The DOL rule expands the applicability of the existing fiduciary standard for recommending products to retail individual retirement account customers, which means advisors must always act in the best interest of their customers, as defined by the DOL rule.

(Related: SEC Jumps Into Fiduciary Rule Fray, Seeking Comments on ‘Future Action’)

As a result, distributors are planning to change products and business processes to eliminate conflicts of interest, implement a best-interest sales process and efficiently achieve compliance.

Many distributors are actively “narrowing their product shelf,” which means fewer products for advisors to sell.

Under the DOL rule, distributors are reducing the number of annuity products, fund families, share classes and specific products for various customer types. For example, some broker-dealers have stopped offering L-share variable annuities on their platforms and this has led to some manufacturers pulling their L-share class for their variable annuities from the market.

The DOL has created a narrow contract exemption from the best interest standard, along with a provision letting consumers use private lawsuits to respond to possible violations of DOL requirements.

The private right-of-action provision within the best interest contract exemption, or BICE, provision puts more due diligence obligations on firms hoping to reduce the risk of litigation.

Client meeting (Photo: Thinkstock)

(Photo: Thinkstock)

Because these expanded due diligence obligations, firms are looking at their product lineups and eliminating products that have low sales volumes or that are appropriate for only a limited set of customers.

The product changes will help firms implement a higher quality best-interest sales process in a more cost-effective and compliant manner.

Simplification of the products that stay on the market is coming as well, since distributors don’t want to overwhelm advisors with long explanations of product features.

A narrower product shelf doesn’t automatically mean lower sales for an advisor.

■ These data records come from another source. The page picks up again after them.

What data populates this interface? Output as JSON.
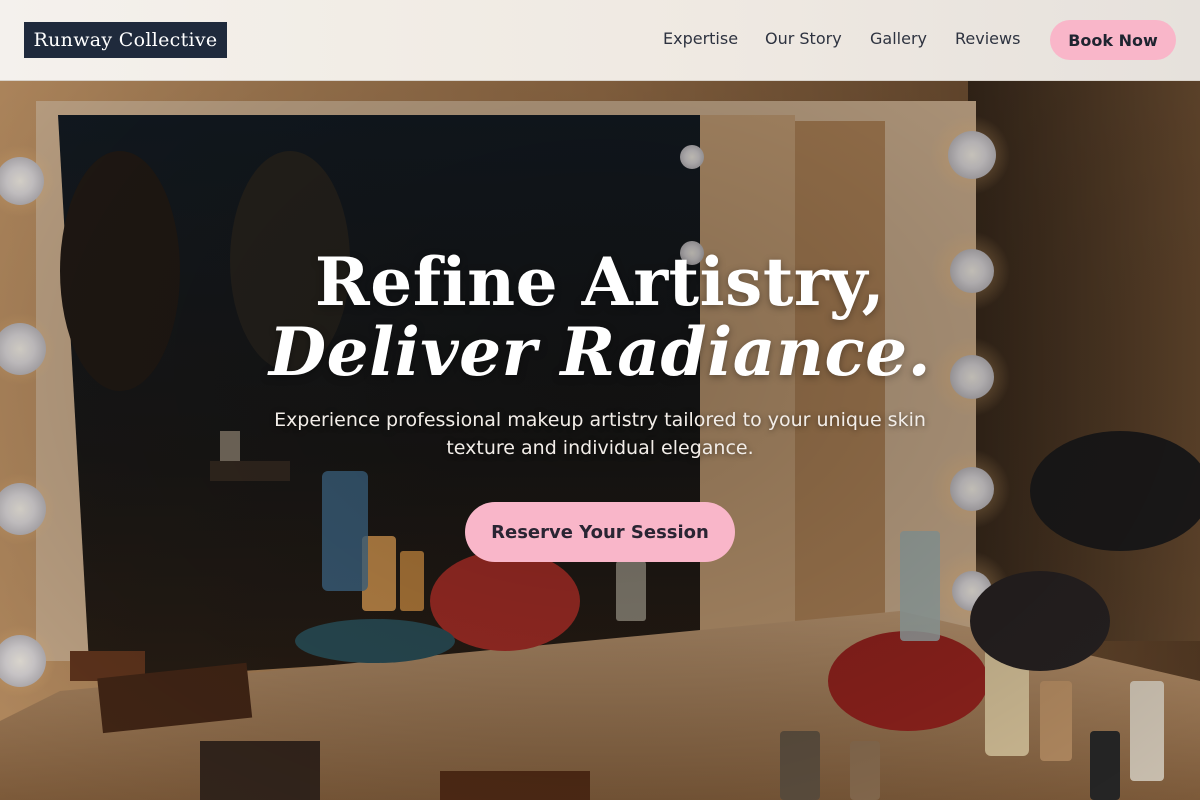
{
  "brand": {
    "name": "Runway Collective"
  },
  "nav": {
    "items": [
      {
        "label": "Expertise"
      },
      {
        "label": "Our Story"
      },
      {
        "label": "Gallery"
      },
      {
        "label": "Reviews"
      }
    ],
    "cta_label": "Book Now"
  },
  "hero": {
    "title_line1": "Refine Artistry,",
    "title_line2": "Deliver Radiance.",
    "subtitle": "Experience professional makeup artistry tailored to your unique skin texture and individual elegance.",
    "cta_label": "Reserve Your Session",
    "background": "makeup vanity mirror with bulb lights and cosmetics"
  },
  "colors": {
    "accent_pink": "#f9b6c9",
    "logo_bg": "#1f2a3c",
    "nav_text": "#2e3340"
  }
}
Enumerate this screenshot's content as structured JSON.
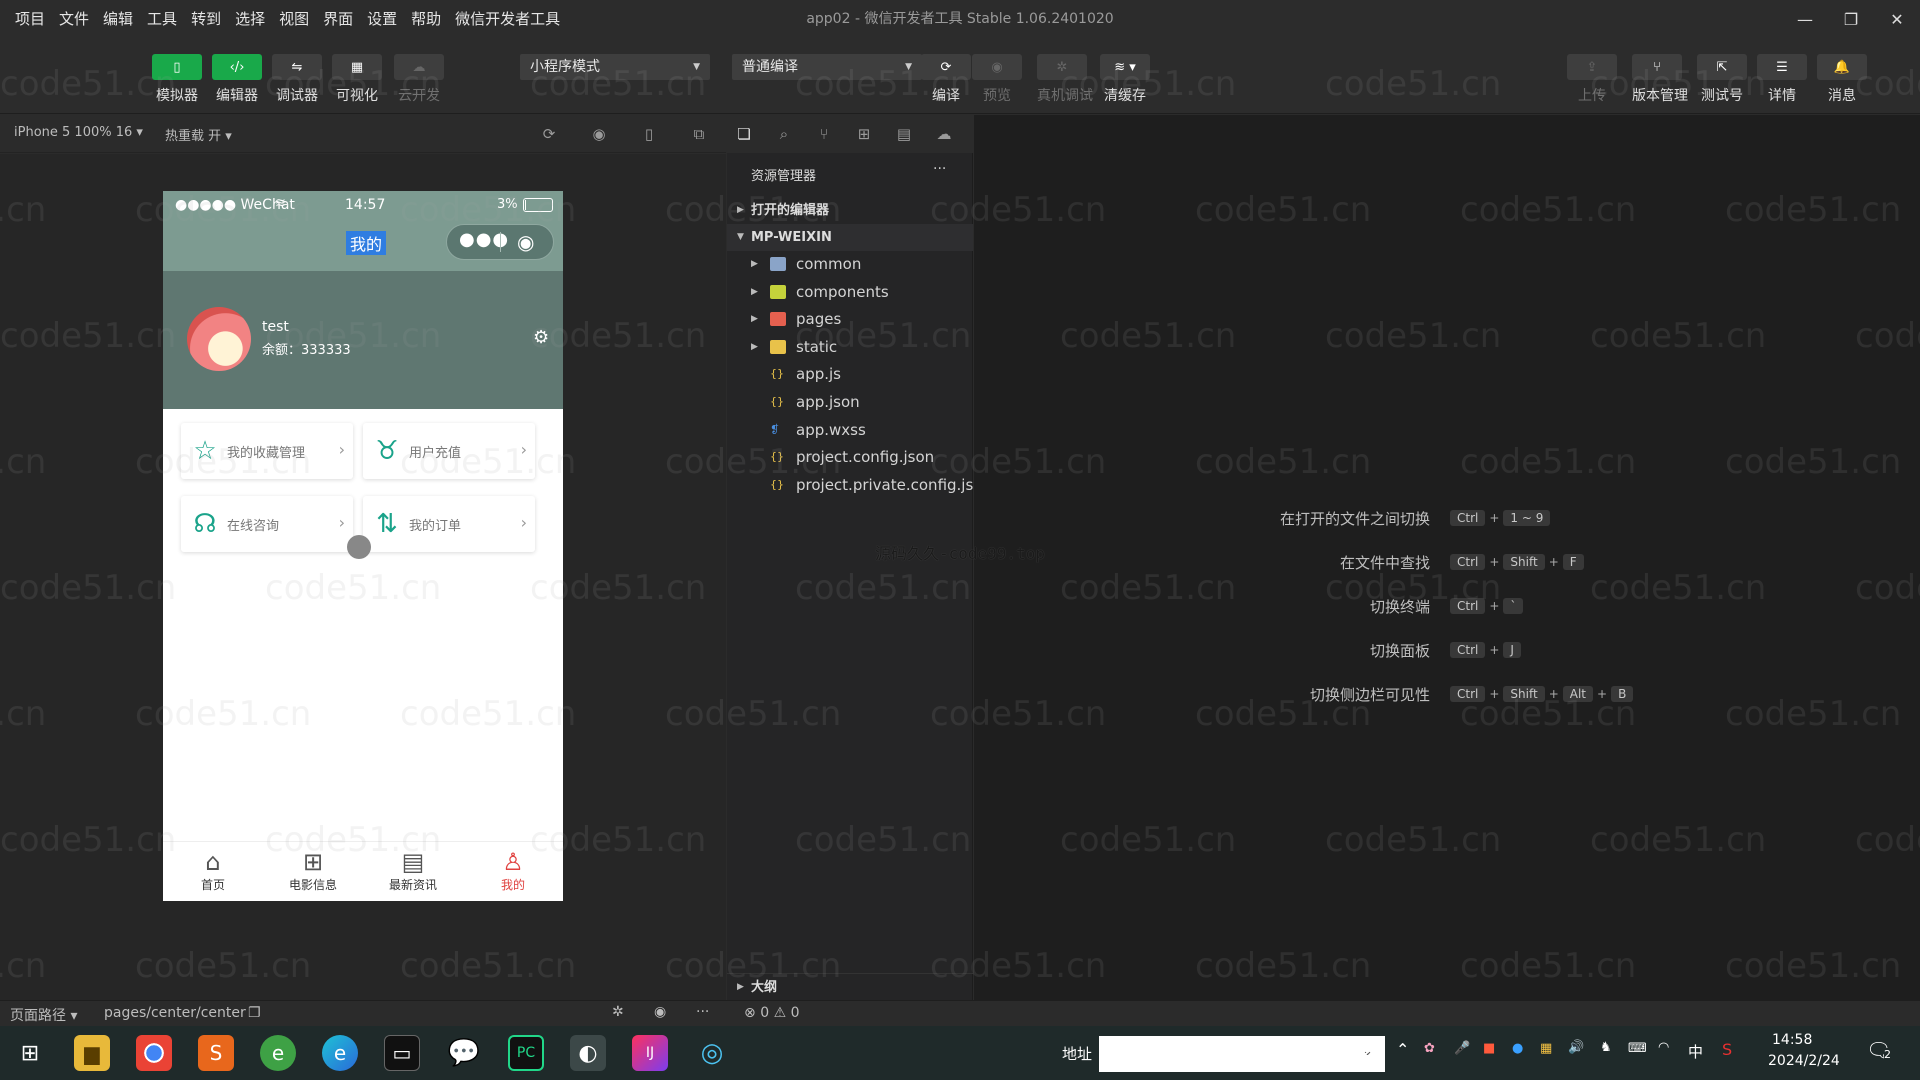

When considering the impact of the DOL rule, an advisor should consider the following key questions:

  • What products are on the distributor’s platform? Will the products that an advisor prefers selling be available for sale? Will the advisor’s organization continue to offer these products?

  • How has the compensation structure changed for the products available on the distributor’s platform?

  • What differences, if any, exist with respect to available products on the distributor’s platform for qualified and nonqualified accounts?

  • What opportunities exist to provide additional value to customers by recommending substitute products or addressing additional customer needs?

While changing product offerings may be challenging initially, advisors may find themselves spending less time searching for the best product, as many distributors plan to centralize this work.

That shift should give advisors new opportunities to have meaningful conversations with customers about their unique needs and situations.

By giving advisors more time to understand their customers, the new processes can lead to stronger and deeper customer relationships.